The Oriental leaf-toed gecko (Hemidactylus bowringii), also known commonly as the Asian smooth gecko, Bowring's gecko, Bowring's smooth gecko, and the Sikkimese dark-spotted gecko, is a species of lizard in the family Gekkonidae. The species is native to East Asia.

==Etymology==
The specific name, bowringii, is in honor of either John Charles Bowring, who was a British amateur naturalist and businessman in Hong Kong, or his father John Bowring, who was a British diplomat and a governor of Hong Kong.

==Description==
Boulenger (1885) described H. bowringii as follows: "Snout longer than the distance between the eye and the ear-opening, 1.4 times the diameter of the orbit; forehead slightly concave; ear-opening small, roundish. Body and limbs moderate; a slight fold of the skin along the flank. Digits free, moderately dilated, inner well developed; infradigital lamellae obliquely curved, 5 under the thumb, 7 or 8 under the fourth finger, 5 or 6 under the first toe, and 9 or 10 under the fourth toe. Upper surfaces covered with uniform small granular scales, largest on the snout, smallest on the occiput. Rostral four-sided, twice as broad as deep, with median cleft above; nostril pierced between the rostral, the first labial, and three or four nasals; 9 to 11 upper and 7 or 8 lower labials; mental large, triangular, followed by a pair of chin-shields; an outer pair of much smaller chin-shields. Abdominal scales moderate, cycloid, imbricate. Male with a series of preanal pores, interrupted mesially, composed of 13 pores on each side. Tail depressed, rounded, oval in section, covered above with uniform small scales, beneath with a median series of transversely dilated plates. Light brown above, with darker spots, having sometimes a tendency to form four longitudinal bands on the back; frequently small whitish spots on the body and limbs; a dark streak passing through the eye; tail above with small chevron-shaped markings; lower surfaces whitish.

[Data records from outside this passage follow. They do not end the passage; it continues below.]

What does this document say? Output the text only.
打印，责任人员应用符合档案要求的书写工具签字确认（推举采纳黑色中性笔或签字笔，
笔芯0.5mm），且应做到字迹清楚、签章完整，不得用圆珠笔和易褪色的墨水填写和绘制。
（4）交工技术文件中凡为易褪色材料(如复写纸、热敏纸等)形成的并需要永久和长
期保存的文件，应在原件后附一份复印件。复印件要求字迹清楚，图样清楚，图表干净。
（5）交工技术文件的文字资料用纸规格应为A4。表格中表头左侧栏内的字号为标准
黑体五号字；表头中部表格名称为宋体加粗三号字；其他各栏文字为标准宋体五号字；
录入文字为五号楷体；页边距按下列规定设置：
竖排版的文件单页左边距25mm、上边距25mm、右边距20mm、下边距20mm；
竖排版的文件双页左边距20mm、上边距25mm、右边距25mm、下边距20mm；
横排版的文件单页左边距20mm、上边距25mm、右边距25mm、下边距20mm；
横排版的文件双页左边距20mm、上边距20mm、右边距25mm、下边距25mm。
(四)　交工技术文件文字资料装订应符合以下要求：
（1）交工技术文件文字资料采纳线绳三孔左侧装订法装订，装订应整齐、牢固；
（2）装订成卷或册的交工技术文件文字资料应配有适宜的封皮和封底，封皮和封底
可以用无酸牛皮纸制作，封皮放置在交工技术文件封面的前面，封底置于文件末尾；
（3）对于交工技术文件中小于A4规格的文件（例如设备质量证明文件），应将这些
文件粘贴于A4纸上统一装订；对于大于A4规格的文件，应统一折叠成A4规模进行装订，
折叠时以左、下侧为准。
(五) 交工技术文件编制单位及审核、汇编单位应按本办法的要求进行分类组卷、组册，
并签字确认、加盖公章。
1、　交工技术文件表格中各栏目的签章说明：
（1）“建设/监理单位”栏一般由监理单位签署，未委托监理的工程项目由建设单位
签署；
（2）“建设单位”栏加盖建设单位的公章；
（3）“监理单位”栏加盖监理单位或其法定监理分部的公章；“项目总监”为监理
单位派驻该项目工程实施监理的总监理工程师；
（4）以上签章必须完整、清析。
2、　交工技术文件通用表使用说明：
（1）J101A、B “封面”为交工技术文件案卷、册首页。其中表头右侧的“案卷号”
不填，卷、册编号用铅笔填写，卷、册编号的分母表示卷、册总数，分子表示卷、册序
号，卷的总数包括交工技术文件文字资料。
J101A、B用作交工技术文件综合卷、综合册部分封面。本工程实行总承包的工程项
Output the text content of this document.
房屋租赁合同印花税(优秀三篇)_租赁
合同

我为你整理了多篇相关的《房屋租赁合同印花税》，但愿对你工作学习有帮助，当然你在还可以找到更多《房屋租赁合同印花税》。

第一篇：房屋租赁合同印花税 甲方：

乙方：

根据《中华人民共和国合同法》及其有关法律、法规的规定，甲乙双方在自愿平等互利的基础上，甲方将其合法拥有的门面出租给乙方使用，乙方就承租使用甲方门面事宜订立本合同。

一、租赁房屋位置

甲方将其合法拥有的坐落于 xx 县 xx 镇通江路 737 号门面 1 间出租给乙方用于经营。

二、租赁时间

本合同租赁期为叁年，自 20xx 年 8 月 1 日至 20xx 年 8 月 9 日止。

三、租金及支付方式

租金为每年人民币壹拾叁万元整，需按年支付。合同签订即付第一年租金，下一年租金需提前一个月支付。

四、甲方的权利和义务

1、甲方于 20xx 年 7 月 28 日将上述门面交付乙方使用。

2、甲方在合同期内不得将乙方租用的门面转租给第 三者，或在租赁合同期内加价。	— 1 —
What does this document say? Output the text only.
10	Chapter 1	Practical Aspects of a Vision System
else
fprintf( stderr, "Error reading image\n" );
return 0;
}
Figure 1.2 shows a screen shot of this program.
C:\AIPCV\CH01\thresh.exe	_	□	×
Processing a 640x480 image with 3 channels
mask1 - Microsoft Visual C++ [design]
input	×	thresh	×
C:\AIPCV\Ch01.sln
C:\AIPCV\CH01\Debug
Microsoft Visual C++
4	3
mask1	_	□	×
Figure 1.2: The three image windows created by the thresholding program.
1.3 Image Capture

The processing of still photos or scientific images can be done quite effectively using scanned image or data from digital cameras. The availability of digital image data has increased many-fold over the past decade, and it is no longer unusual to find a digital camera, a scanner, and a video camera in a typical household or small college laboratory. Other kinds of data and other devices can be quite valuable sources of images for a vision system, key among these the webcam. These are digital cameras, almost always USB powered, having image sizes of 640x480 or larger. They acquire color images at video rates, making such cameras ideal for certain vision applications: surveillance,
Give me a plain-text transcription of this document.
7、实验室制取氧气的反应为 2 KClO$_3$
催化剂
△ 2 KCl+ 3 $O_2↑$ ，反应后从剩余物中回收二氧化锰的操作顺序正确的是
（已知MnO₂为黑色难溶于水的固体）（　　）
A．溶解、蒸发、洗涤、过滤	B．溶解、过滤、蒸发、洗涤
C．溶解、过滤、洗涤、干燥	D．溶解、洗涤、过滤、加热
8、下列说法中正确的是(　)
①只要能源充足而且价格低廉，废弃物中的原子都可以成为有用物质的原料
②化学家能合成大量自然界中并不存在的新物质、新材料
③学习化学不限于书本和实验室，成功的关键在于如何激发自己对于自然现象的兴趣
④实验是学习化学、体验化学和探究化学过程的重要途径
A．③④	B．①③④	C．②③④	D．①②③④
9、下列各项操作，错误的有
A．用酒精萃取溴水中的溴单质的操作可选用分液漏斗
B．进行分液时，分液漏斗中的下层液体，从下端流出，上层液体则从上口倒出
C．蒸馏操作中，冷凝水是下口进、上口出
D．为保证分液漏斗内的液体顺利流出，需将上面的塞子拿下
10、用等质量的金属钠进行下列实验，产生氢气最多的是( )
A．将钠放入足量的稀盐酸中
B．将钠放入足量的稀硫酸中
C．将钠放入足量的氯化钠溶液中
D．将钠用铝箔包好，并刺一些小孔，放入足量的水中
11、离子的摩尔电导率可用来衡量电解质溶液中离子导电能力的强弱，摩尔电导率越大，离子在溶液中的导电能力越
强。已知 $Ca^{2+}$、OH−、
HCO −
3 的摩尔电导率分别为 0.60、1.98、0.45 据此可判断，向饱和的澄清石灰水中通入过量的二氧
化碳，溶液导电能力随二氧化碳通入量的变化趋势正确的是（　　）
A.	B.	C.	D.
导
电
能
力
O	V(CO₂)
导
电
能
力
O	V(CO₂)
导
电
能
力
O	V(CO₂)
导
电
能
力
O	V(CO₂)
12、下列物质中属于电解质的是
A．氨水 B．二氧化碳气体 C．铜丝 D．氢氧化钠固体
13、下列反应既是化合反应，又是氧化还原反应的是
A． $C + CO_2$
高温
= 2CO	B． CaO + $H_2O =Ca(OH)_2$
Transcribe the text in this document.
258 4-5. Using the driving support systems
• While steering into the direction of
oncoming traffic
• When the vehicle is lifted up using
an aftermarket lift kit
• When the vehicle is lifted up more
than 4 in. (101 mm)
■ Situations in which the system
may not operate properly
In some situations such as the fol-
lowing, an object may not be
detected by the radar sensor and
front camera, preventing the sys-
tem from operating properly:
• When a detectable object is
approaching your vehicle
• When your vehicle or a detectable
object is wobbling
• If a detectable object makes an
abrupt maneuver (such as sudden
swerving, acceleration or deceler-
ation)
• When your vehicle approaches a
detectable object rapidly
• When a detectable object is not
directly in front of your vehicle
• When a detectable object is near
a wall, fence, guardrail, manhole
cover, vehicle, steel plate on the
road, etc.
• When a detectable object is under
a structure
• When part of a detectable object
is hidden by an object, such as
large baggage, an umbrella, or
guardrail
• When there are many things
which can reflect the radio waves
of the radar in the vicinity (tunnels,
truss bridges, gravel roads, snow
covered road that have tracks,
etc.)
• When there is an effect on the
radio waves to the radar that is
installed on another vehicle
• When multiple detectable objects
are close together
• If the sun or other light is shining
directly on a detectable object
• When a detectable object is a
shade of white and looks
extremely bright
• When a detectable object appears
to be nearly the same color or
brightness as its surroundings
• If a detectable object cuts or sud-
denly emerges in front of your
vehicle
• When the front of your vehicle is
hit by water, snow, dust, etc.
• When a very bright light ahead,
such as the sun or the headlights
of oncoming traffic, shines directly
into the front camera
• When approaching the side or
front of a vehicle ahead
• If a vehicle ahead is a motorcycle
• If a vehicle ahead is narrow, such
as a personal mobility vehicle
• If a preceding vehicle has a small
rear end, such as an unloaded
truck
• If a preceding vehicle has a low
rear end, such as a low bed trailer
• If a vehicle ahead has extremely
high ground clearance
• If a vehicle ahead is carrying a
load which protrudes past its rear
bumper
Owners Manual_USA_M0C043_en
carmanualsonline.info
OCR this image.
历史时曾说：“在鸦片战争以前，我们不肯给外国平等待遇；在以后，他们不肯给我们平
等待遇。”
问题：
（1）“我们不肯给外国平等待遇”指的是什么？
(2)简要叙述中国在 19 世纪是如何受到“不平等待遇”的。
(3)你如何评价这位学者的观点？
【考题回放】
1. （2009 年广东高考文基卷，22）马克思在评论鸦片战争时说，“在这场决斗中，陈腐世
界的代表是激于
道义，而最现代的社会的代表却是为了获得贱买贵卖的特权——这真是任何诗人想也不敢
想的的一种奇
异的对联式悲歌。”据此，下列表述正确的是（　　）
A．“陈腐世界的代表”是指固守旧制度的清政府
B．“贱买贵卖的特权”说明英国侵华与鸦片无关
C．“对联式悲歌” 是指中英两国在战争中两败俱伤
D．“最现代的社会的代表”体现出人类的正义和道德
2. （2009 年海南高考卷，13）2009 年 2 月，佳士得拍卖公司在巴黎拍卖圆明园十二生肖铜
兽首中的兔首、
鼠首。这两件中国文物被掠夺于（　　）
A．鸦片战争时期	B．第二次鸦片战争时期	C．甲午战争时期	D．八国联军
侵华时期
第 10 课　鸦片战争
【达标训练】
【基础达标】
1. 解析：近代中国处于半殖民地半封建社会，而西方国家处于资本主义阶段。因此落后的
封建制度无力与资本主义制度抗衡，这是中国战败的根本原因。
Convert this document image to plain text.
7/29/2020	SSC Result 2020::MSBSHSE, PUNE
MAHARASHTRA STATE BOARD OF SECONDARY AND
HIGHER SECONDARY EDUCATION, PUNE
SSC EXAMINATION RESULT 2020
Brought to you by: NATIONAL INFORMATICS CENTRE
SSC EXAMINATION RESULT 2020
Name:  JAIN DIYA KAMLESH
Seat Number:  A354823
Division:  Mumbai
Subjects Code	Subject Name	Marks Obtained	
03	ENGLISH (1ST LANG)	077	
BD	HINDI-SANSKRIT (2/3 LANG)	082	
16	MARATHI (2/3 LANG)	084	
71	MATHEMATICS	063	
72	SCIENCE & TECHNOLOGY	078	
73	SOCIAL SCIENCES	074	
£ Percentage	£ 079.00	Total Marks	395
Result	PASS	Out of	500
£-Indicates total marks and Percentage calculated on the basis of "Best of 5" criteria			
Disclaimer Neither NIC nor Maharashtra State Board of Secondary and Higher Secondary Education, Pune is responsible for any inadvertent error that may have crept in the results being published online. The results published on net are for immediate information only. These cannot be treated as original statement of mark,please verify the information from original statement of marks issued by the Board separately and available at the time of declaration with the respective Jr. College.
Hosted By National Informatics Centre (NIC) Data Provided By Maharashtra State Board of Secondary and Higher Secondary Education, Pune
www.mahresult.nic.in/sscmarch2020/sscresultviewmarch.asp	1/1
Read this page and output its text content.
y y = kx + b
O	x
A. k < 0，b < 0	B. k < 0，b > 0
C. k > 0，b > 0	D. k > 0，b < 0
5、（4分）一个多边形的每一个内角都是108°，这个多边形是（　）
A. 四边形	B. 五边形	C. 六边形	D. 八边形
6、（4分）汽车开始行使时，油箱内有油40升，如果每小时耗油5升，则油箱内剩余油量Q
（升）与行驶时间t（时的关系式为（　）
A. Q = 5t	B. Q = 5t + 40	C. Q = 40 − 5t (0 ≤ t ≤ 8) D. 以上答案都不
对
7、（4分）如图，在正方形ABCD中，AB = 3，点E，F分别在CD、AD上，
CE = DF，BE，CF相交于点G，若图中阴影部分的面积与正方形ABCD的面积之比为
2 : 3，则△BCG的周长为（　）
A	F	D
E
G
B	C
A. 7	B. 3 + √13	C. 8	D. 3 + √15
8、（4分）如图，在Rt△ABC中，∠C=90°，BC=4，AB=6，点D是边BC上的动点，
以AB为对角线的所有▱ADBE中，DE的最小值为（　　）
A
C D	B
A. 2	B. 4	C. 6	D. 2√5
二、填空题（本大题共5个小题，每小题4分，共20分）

From snout to vent 1.3 in; tail 2 in."

==Geographic range==
Hemidactylus bowringii is found in East Asia, including Bhutan, Nepal, southern China, Taiwan, Hong Kong, Vietnam (Ha Noi; Hon Thom Island), and Japan (Ryukyu Islands = Okinawa).

==Habitat==
The preferred natural habitat of H. bowringii is forest, at altitudes from sea level to 1,250 m, but it has also been found in plantations and around man-made structures in urban areas.

==Reproduction==
Hemidactylus bowringii is oviparous. Clutch size is 2–3 eggs, which hatch after 30 days of incubation.